At a pre-session breakfast Monday, members of the Religious Alliance in Nevada heard from Chief Deputy Attorney General Michon Martin on that bill, and from other speakers on both education and Obamacare impacts. The sex-trafficking measure is Assembly Bill 67.
“Unfortunately,” said Martin, “we have sex-trafficking here.”
She said it happens when adult sex workers are intimidated by pimps, but also with the under-aged who are forced by adults into being sex-working victims.
“That’s rape,” she said, repeating those two words for emphasis as she described 15-year-old victims first assaulted by older persons and then pressured into sexual acts with others as well.
Martin, a Carson City product who was in the Bay Area for years but returned to Nevada, said Attorney General Catherine Cortez Masto backs the omnibus bill putting teeth in the state pandering law, which has produced a revolving door for pimps who prey on adults or children.
With tougher sentences by broadening and modernizing pandering language into a law to combat sex-trafficking, along with other changes, Martin said pimps can be taken “off the streets for a generation.”
Though Martin wasn’t preaching to the choir, she certainly had empathetic ears among the religious group at the breakfast. Members of RAIN openly have been advocating for the legislation.
The group includes members of the Roman Catholic, Episcopal, Evangelical Lutheran, Presbyterian and United Methodist faiths in Nevada. The event was at Carson City’s downtown Presbyterian Church.
On a different issue, State Sen. Debbie Smith of Sparks said Republican Gov. Brian Sandoval and Democrats in the legislature “have some common ground” on education issues, but cautioned: “I’m not sure that we have a lot of agreement on the ‘when.'”

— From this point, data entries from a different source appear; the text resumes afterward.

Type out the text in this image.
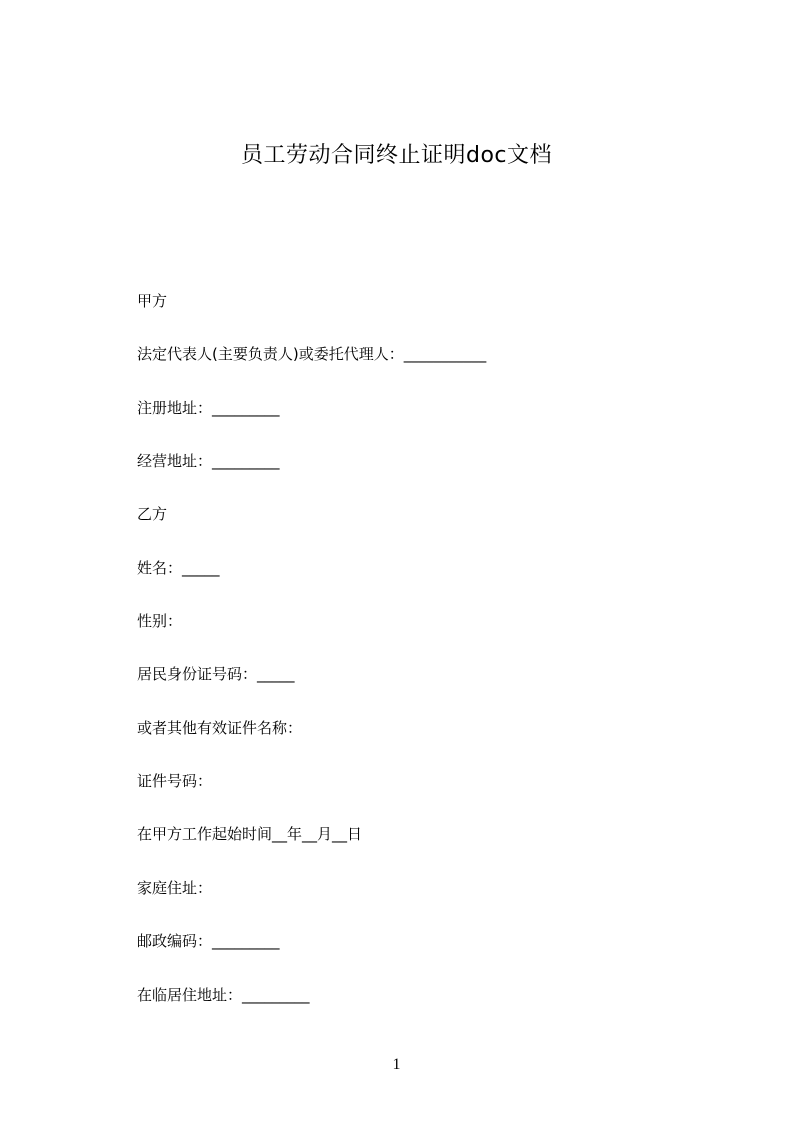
员工劳动合同终止证明doc文档
甲方
法定代表人(主要负责人)或委托代理人：___________
注册地址：_________
经营地址：_________
乙方
姓名：_____
性别：
居民身份证号码：_____
或者其他有效证件名称：
证件号码：
在甲方工作起始时间__年__月__日
家庭住址：
邮政编码：_________
在临居住地址：_________
1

She said, for example, reading by third grade is foundational and so Democrats are looking for full-day kindergarten rather than lack of uniformity on that across the state. She said some have full-day, some have “pay for K” and some have no access to kindergarten.
“I believe that is blatantly unfair,” she said. She said Democrats don’t want to wait a decade for “full-day K.”
She also said though there is some $50 million new money for education in Sandoval’s budget plan, and it “feels much better” entering this legislative session than recent sessions, prior budget decisions were painful and at some point education needs more help.
She pegged state cuts in education, from kindergarten through postsecondary, at $1 billion during in the past five years.
The RAIN group also heard from Mike Willden, director of state Health and Human Services, who praised Gov. Sandoval for taking political heat on the decision for Nevada to opt into the Affordable Health Care Act, also known as Obamacare.
“I know he took a beating on the politics, …(on) the choice to opt in,” said Willden. He said Nevada gets less than 80 cents back on federal income tax dollars, but this will increase what comes back to the state.
“My hat’s off to Gov. Sandoval for making what I believe is the right choice,” he said.